Wednesday, January 1, 2014

Happy New Years


I can sum up my 2013 in one word, redemption. God has redeemed so much in my life this past year. He started healing my brokenness about two years ago. I knew I was forgiven and that I want to live my life differently, but this past 4 months He has really shown me that my past isn't who I am. I am who He says I am and He sees me as pure and spotless. My head knowledge of his redemption became heart knowledge. I used to think that because of my past I didn't deserve as much as I could have if I chose to live a better life. God has really shown me that because of who I am in him, I deserve the best He has to offer me. Not just with my personal life, but also desires of my heart that I had forgotten about.

I had forgotten how to dream big. Its hard to dream big and pray big when you feel like you deserve so little in life. Knowing my identity is in Him and only Him, it allows me to not hold anything back. I pray the big things and the little things. I pray about what He wants me to do with my time during the day, I pray about what He wants me to do when I get home, I also pray about the ministry that He has for me. Nothing is too big for him, but He also cares about the little things on our hearts and mind. 

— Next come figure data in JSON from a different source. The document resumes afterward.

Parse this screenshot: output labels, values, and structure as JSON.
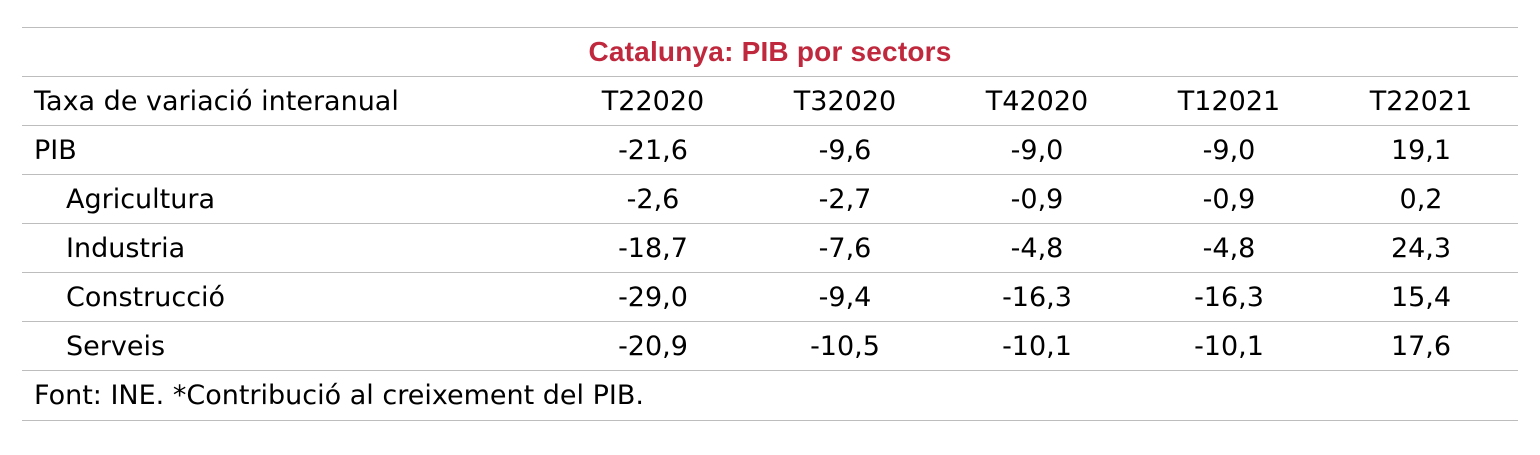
{
  "chart_data": {
    "type": "table",
    "title": "Catalunya: PIB por sectors",
    "header_label": "Taxa de variació interanual",
    "columns": [
      "T22020",
      "T32020",
      "T42020",
      "T12021",
      "T22021"
    ],
    "rows": [
      {
        "label": "PIB",
        "indent": false,
        "values": [
          "-21,6",
          "-9,6",
          "-9,0",
          "-9,0",
          "19,1"
        ]
      },
      {
        "label": "Agricultura",
        "indent": true,
        "values": [
          "-2,6",
          "-2,7",
          "-0,9",
          "-0,9",
          "0,2"
        ]
      },
      {
        "label": "Industria",
        "indent": true,
        "values": [
          "-18,7",
          "-7,6",
          "-4,8",
          "-4,8",
          "24,3"
        ]
      },
      {
        "label": "Construcció",
        "indent": true,
        "values": [
          "-29,0",
          "-9,4",
          "-16,3",
          "-16,3",
          "15,4"
        ]
      },
      {
        "label": "Serveis",
        "indent": true,
        "values": [
          "-20,9",
          "-10,5",
          "-10,1",
          "-10,1",
          "17,6"
        ]
      }
    ],
    "footnote": "Font: INE. *Contribució al creixement del PIB.",
    "title_color": "#c0283d",
    "rule_color": "#bdbdbd"
  }
}
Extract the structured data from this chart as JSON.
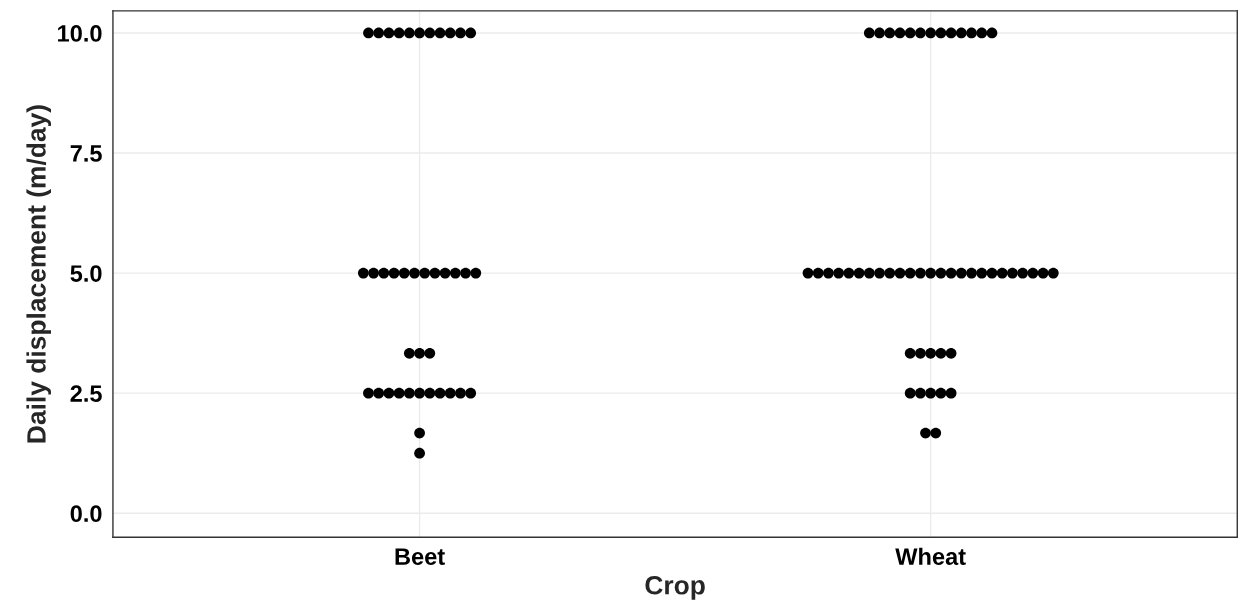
{
  "chart_data": {
    "type": "scatter",
    "xlabel": "Crop",
    "ylabel": "Daily displacement (m/day)",
    "categories": [
      "Beet",
      "Wheat"
    ],
    "series": [
      {
        "color": "#000000",
        "x": [
          "Beet",
          "Beet",
          "Beet",
          "Beet",
          "Beet",
          "Beet",
          "Beet",
          "Beet",
          "Beet",
          "Beet",
          "Beet",
          "Beet",
          "Beet",
          "Beet",
          "Beet",
          "Beet",
          "Beet",
          "Beet",
          "Beet",
          "Beet",
          "Beet",
          "Beet",
          "Beet",
          "Beet",
          "Beet",
          "Beet",
          "Beet",
          "Beet",
          "Beet",
          "Beet",
          "Beet",
          "Beet",
          "Beet",
          "Beet",
          "Beet",
          "Beet",
          "Beet",
          "Beet",
          "Beet",
          "Wheat",
          "Wheat",
          "Wheat",
          "Wheat",
          "Wheat",
          "Wheat",
          "Wheat",
          "Wheat",
          "Wheat",
          "Wheat",
          "Wheat",
          "Wheat",
          "Wheat",
          "Wheat",
          "Wheat",
          "Wheat",
          "Wheat",
          "Wheat",
          "Wheat",
          "Wheat",
          "Wheat",
          "Wheat",
          "Wheat",
          "Wheat",
          "Wheat",
          "Wheat",
          "Wheat",
          "Wheat",
          "Wheat",
          "Wheat",
          "Wheat",
          "Wheat",
          "Wheat",
          "Wheat",
          "Wheat",
          "Wheat",
          "Wheat",
          "Wheat",
          "Wheat",
          "Wheat",
          "Wheat",
          "Wheat",
          "Wheat",
          "Wheat",
          "Wheat",
          "Wheat",
          "Wheat",
          "Wheat",
          "Wheat",
          "Wheat"
        ],
        "values": [
          10,
          10,
          10,
          10,
          10,
          10,
          10,
          10,
          10,
          10,
          10,
          5,
          5,
          5,
          5,
          5,
          5,
          5,
          5,
          5,
          5,
          5,
          5,
          3.33,
          3.33,
          3.33,
          2.5,
          2.5,
          2.5,
          2.5,
          2.5,
          2.5,
          2.5,
          2.5,
          2.5,
          2.5,
          2.5,
          1.67,
          1.25,
          10,
          10,
          10,
          10,
          10,
          10,
          10,
          10,
          10,
          10,
          10,
          10,
          10,
          5,
          5,
          5,
          5,
          5,
          5,
          5,
          5,
          5,
          5,
          5,
          5,
          5,
          5,
          5,
          5,
          5,
          5,
          5,
          5,
          5,
          5,
          5,
          5,
          5,
          3.33,
          3.33,
          3.33,
          3.33,
          3.33,
          2.5,
          2.5,
          2.5,
          2.5,
          2.5,
          1.67,
          1.67
        ]
      }
    ],
    "ylim": [
      -0.5,
      10.46
    ],
    "yticks": [
      {
        "value": 0,
        "label": "0.0"
      },
      {
        "value": 2.5,
        "label": "2.5"
      },
      {
        "value": 5,
        "label": "5.0"
      },
      {
        "value": 7.5,
        "label": "7.5"
      },
      {
        "value": 10,
        "label": "10.0"
      }
    ],
    "grid": true,
    "marker": "circle"
  }
}
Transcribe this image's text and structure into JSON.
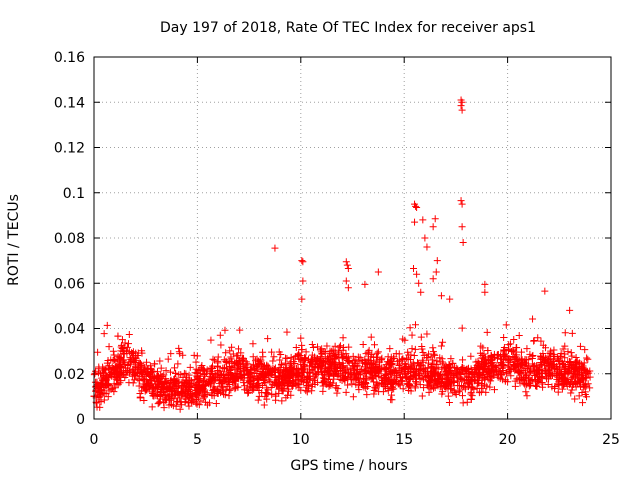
{
  "chart_data": {
    "type": "scatter",
    "title": "Day 197 of 2018, Rate Of TEC Index for receiver aps1",
    "xlabel": "GPS time / hours",
    "ylabel": "ROTI / TECUs",
    "xlim": [
      0,
      25
    ],
    "ylim": [
      0,
      0.16
    ],
    "x_ticks": [
      "0",
      "5",
      "10",
      "15",
      "20",
      "25"
    ],
    "y_ticks": [
      "0",
      "0.02",
      "0.04",
      "0.06",
      "0.08",
      "0.1",
      "0.12",
      "0.14",
      "0.16"
    ],
    "grid": true,
    "marker": "+",
    "colors": {
      "points": "#ff0000",
      "axis": "#000000",
      "grid": "#a0a0a0"
    },
    "baseline_profile": [
      [
        0.0,
        0.013
      ],
      [
        0.5,
        0.016
      ],
      [
        1.0,
        0.02
      ],
      [
        1.5,
        0.025
      ],
      [
        2.0,
        0.022
      ],
      [
        2.5,
        0.017
      ],
      [
        3.0,
        0.014
      ],
      [
        4.0,
        0.013
      ],
      [
        5.0,
        0.014
      ],
      [
        6.0,
        0.017
      ],
      [
        7.0,
        0.021
      ],
      [
        8.0,
        0.019
      ],
      [
        9.0,
        0.018
      ],
      [
        10.0,
        0.022
      ],
      [
        11.0,
        0.024
      ],
      [
        12.0,
        0.022
      ],
      [
        13.0,
        0.021
      ],
      [
        14.0,
        0.02
      ],
      [
        15.0,
        0.02
      ],
      [
        16.0,
        0.022
      ],
      [
        17.0,
        0.019
      ],
      [
        18.0,
        0.016
      ],
      [
        19.0,
        0.022
      ],
      [
        20.0,
        0.025
      ],
      [
        21.0,
        0.021
      ],
      [
        22.0,
        0.023
      ],
      [
        23.0,
        0.02
      ],
      [
        24.0,
        0.016
      ]
    ],
    "notable_points": [
      [
        8.75,
        0.0755
      ],
      [
        10.05,
        0.07
      ],
      [
        10.1,
        0.0695
      ],
      [
        10.1,
        0.061
      ],
      [
        10.05,
        0.053
      ],
      [
        12.2,
        0.0695
      ],
      [
        12.25,
        0.068
      ],
      [
        12.3,
        0.0665
      ],
      [
        12.2,
        0.061
      ],
      [
        12.3,
        0.058
      ],
      [
        13.1,
        0.0595
      ],
      [
        13.75,
        0.065
      ],
      [
        15.5,
        0.095
      ],
      [
        15.55,
        0.094
      ],
      [
        15.6,
        0.0935
      ],
      [
        15.5,
        0.087
      ],
      [
        15.45,
        0.0665
      ],
      [
        15.6,
        0.064
      ],
      [
        15.7,
        0.06
      ],
      [
        15.8,
        0.056
      ],
      [
        15.9,
        0.088
      ],
      [
        16.0,
        0.08
      ],
      [
        16.1,
        0.076
      ],
      [
        16.5,
        0.0885
      ],
      [
        16.4,
        0.085
      ],
      [
        16.6,
        0.07
      ],
      [
        16.55,
        0.065
      ],
      [
        16.4,
        0.062
      ],
      [
        16.8,
        0.0545
      ],
      [
        17.2,
        0.053
      ],
      [
        17.75,
        0.141
      ],
      [
        17.8,
        0.14
      ],
      [
        17.75,
        0.1385
      ],
      [
        17.8,
        0.1365
      ],
      [
        17.75,
        0.0965
      ],
      [
        17.8,
        0.095
      ],
      [
        17.8,
        0.085
      ],
      [
        17.85,
        0.078
      ],
      [
        18.9,
        0.0595
      ],
      [
        18.9,
        0.056
      ],
      [
        21.8,
        0.0565
      ],
      [
        23.0,
        0.048
      ]
    ]
  }
}
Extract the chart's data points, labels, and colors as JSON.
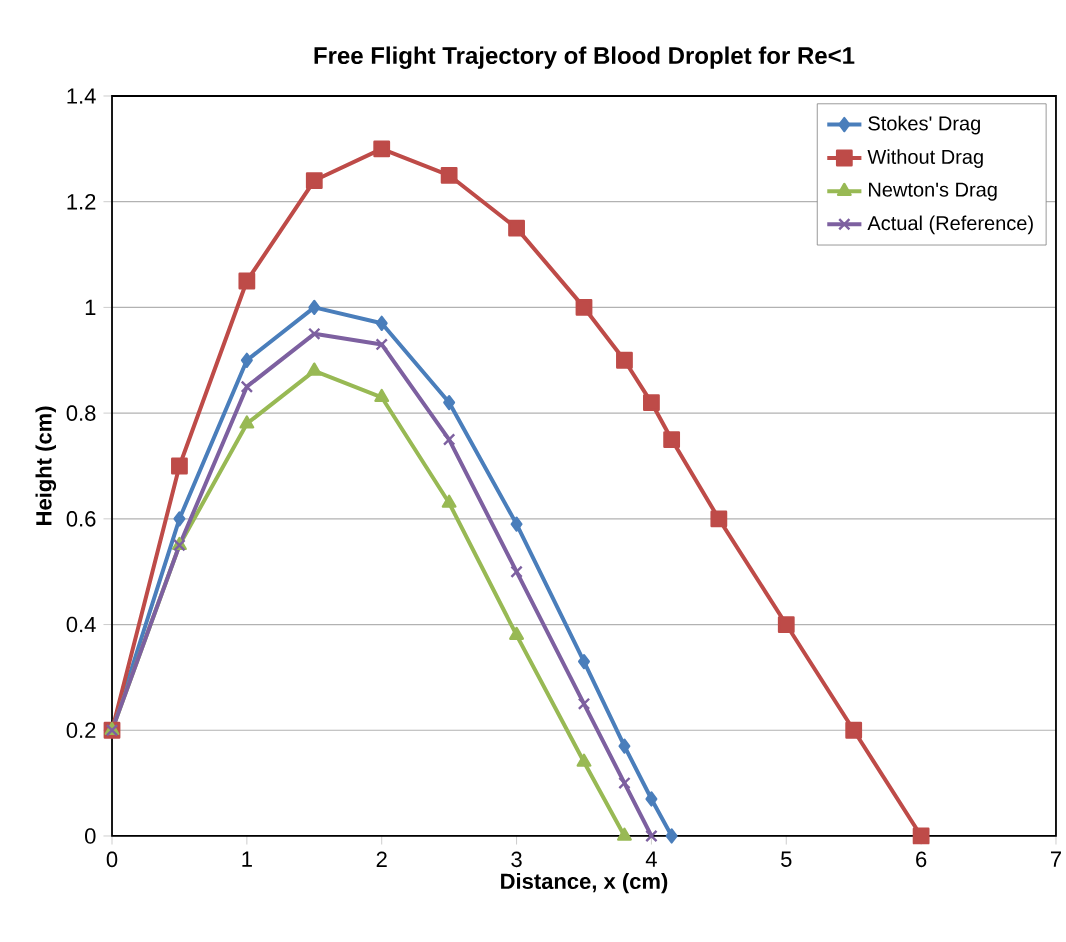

Looking ahead to 2014, I cant wait to see what He has in store for me. Obviously I have a few things I'd like to see take place this year but I am daily laying them at His feet. I want what He has for me and my life and nothing less! I want to see my entire family saved and walking with the Lord, I pray that this year will lay the foundation for the ministry that He has for me, I want to be used mightily for His kingdom this year (and every year). I don't make new years resolutions because I think they are pointless, I do the same thing I do everyday. I pray and ask God what He has for me. This time its for an entire year. lol 

Past new years I would celebrate by going to a bar, going to a house party, or just being stupid. Last year I worked 16 hours, got home, had a glass of wine while watching a little bit of the one thing conference, then went to be by 10:30. I had to work at 7am for another 16 hours. What can I say I loved my job and the people I worked for. Only thing I would have rather done would have been actually being at the one thing conference. For those of you who do not know what the conference is, go to Ihopkc.org and look up the onething conference. Its free, its amazing, it will change your life!!!! 

New years in India was absolutely amazing. Its still doesn't feel like its January. Its -8 degrees back home and its 87 here. Not rubbing it in, just stating a fact. We changed our daily schedule a little bit due to new years eve. Our morning and afternoon schedule was the same but after dinner we switched things up a bit.  We spent time as a team going around and giving our testimony for 2013 and what God really did in our lives. Then had a time of praying and prophesying over one another. It was great! I want to do that every new years no matter where I am or who I am with. Around 11pm we spent time with Akka and our cooks and prayed over them and worshiped all together. We worshiped up to new years, wished each other happy new years and took communion as a team. It was the best New Years I have ever had. Akka made fresh grape juice, and we bought bread and the local market. Wow is all I can saw. Our neighbors set off a bunch of fire works which made me miss home a little bit, but I am 100% okay being here. I am excited to see how God is going to move here in India for the 8 weeks I have left here, and what He going to do in my life when I get back home. 

Happy New Years from India!!!! 

1 comment:

  1. You have a gift for words I've never seen in you before, Tiff. And a gift for ministry. This blog, as limited as it may seem, since you don't get to see faces and touch hands, has the potential to be a powerful ministry.
    I'm so proud of you and of what you're doing. I look forward to hearing more.